In [None]:
import gymnasium as gym
import numpy as np
import cv2

def preprocess_observation(observation):
    """
    Convert the observation to grayscale and apply edge detection to identify track boundaries.
    """
    # Convert to grayscale
    gray = cv2.cvtColor(observation, cv2.COLOR_RGB2GRAY)
    
    # Apply Sobel edge detection in both horizontal and vertical directions
    sobelx = cv2.Sobel(gray, cv2.CV_64F, 1, 0, ksize=5)
    sobely = cv2.Sobel(gray, cv2.CV_64F, 0, 1, ksize=5)
    
    # Combine the Sobel X and Y results to get the overall edge magnitude
    edges = np.sqrt(sobelx**2 + sobely**2)
    
    # Normalize edges to range 0-1 for easier thresholding
    edges_normalized = cv2.normalize(edges, None, alpha=0, beta=1, norm_type=cv2.NORM_MINMAX, dtype=cv2.CV_32F)
    
    return edges_normalized

def simple_policy(edges):
    """
    Determine an action based on the edge detection result. This is a placeholder for a more sophisticated policy.
    """
    # If significant edges are detected in the lower part of the image, it might indicate being off-track.
    lower_half_edges = edges[edges.shape[0]//2:, :]
    edge_strength = np.mean(lower_half_edges)
    # Define a threshold to determine if we are off the track based on edge strength
    if edge_strength > 0.06:  # This threshold is arbitrary; adjust based on your observations
        return [0, 1, 0]  # Straight with full acceleration
    else:
        # If we detect less edges, it might indicate being off-track, so try turning
        return [np.random.uniform(-1, 1), 0.5, 0]  # Random steering with some acceleration

# Initialize environment
env = gym.make("CarRacing-v2", domain_randomize=False, render_mode="human")

episodes = 3
steps = 100

for _ in range(episodes):

    # Main loop
    observation, info = env.reset(options={"randomize": False})
    for _ in range(steps):
        # Preprocess the observation to get edge information
        edges = preprocess_observation(observation)
        
        # Decide on an action based on edges
        action = simple_policy(edges)
        
        # Apply the action
        observation, reward, terminated, truncated, info = env.step(action)
        env.render()
        
        if terminated or truncated:
            break

env.close()


In [None]:
import gymnasium as gym
import numpy as np

env = gym.make('Blackjack-v1', natural=False, sab=False, render_mode="human")

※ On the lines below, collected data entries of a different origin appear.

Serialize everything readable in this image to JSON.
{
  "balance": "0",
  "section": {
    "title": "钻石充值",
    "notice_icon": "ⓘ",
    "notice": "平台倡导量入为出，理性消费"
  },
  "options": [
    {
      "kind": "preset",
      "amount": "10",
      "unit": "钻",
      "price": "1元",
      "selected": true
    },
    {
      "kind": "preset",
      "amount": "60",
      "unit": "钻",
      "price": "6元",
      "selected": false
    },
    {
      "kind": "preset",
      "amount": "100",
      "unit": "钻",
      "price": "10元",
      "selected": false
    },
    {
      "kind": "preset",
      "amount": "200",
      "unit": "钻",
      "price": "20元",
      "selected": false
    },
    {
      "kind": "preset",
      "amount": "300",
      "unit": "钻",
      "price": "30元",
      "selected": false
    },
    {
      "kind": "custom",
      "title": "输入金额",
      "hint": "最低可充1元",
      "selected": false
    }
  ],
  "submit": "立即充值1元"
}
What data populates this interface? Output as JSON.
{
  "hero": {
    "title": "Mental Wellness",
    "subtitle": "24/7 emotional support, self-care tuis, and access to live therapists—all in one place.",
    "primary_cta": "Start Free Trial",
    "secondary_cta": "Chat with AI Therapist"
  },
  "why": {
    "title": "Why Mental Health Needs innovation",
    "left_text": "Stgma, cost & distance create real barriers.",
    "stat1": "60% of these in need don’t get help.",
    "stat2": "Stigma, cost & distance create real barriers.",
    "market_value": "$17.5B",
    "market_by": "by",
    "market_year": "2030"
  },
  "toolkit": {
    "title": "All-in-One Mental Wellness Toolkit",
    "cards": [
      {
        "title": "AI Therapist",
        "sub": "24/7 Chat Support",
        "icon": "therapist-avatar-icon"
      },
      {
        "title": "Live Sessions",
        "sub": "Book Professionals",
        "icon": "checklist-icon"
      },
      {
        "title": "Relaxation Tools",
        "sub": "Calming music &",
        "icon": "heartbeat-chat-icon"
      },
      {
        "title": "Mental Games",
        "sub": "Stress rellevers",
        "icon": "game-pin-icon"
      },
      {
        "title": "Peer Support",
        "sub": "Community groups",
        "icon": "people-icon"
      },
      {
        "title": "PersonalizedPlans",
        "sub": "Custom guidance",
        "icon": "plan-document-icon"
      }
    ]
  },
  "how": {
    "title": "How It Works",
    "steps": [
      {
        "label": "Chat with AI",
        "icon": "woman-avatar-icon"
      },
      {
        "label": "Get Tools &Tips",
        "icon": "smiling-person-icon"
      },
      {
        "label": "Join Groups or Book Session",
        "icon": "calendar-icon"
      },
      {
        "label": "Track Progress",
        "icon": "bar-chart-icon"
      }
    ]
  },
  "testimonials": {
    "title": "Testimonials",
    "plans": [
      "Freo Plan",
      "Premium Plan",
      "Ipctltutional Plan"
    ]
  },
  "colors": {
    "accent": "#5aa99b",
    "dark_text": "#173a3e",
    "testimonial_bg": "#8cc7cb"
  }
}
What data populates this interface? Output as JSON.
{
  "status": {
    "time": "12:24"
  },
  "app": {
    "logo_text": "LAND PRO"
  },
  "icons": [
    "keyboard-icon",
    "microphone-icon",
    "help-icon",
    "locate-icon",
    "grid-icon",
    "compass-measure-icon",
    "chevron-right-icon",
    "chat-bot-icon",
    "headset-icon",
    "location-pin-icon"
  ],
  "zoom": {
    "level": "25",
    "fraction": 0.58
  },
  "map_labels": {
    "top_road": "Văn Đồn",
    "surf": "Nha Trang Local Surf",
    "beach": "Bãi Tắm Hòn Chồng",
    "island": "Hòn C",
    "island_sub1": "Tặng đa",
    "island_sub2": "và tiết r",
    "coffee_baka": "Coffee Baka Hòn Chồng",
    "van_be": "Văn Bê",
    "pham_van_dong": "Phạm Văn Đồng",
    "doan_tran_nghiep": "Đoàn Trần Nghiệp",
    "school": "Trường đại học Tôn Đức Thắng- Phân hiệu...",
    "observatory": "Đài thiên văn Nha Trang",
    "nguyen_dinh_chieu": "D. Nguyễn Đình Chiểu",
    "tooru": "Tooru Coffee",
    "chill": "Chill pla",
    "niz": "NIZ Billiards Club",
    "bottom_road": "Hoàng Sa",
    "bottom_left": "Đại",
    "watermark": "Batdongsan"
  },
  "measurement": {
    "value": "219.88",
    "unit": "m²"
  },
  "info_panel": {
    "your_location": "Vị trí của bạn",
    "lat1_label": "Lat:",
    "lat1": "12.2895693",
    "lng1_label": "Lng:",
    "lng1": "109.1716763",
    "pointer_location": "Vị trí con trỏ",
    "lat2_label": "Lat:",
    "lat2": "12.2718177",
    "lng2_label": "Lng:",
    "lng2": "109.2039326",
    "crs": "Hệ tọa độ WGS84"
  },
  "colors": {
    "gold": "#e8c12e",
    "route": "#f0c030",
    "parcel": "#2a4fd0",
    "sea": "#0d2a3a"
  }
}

num_states = 10 * 10 * 2  # Adjusted ranges
num_actions = 2  # Actions: Stick (0), Hit (1)

# Initialize the Q-matrix with zeros
Q_matrix = np.zeros((num_states, num_actions))

# Define the number of steps you want to simulate
episodes = 20
steps = 20

alpha = 0.1  # learning rate
gamma = 0.9  # discount factor

def update_q_matrix(state_index, action, reward, next_state_index, alpha, gamma):
    min_next_q = np.min(Q_matrix[next_state_index])  # Use min for exploration
    Q_matrix[state_index, action] = (1 - alpha) * Q_matrix[state_index, action] + alpha * (reward + gamma * min_next_q)


def observation_to_state(observation):
    player_sum, dealer_card, usable_ace = observation

    player_sum -= 12  
    dealer_card -= 1 
    
    # Calculate the state index using base conversion
    state_index = player_sum * 10 * 2 + dealer_card * 2 + usable_ace

    if(state_index > 200):
        return 199
    
    return state_index

win_count = 0
loss_count = 0
draw_count = 0

for episode in range(episodes):
    observation, info = env.reset(options={"randomize": False})  # Start a new episode
    state_index = observation_to_state(observation)
    
    for step in range(steps):

        action = np.argmin(Q_matrix[state_index])  # Take the action with the smallest Q value (exploration)
        next_observation, reward, terminated, _, _ = env.step(action)  # Take the action in the environment
        next_state_index = observation_to_state(next_observation)  # Get the state index for the new observation
        
        # Update the Q-matrix with the new knowledge
        update_q_matrix(state_index, action, reward, next_state_index, alpha, gamma)
        
        env.render()
        print(f"Observation: {next_observation}, Action: {action}, Reward: {reward}, Terminated: {terminated}")

        state_index = next_state_index  # Update the state index for the next step

        if terminated:
            if reward == 1:
                win_count += 1
            elif reward == -1:
                loss_count += 1
            elif reward == 0:
                draw_count += 1
            break  # Exit the loop because the episode has ended

        
results_tuple = (win_count, loss_count, draw_count)
print(f"Results - Wins: {win_count}, Losses: {loss_count}, Draws: {draw_count}")
print(f"Results tuple: {results_tuple}")

# Close the environment
env.close()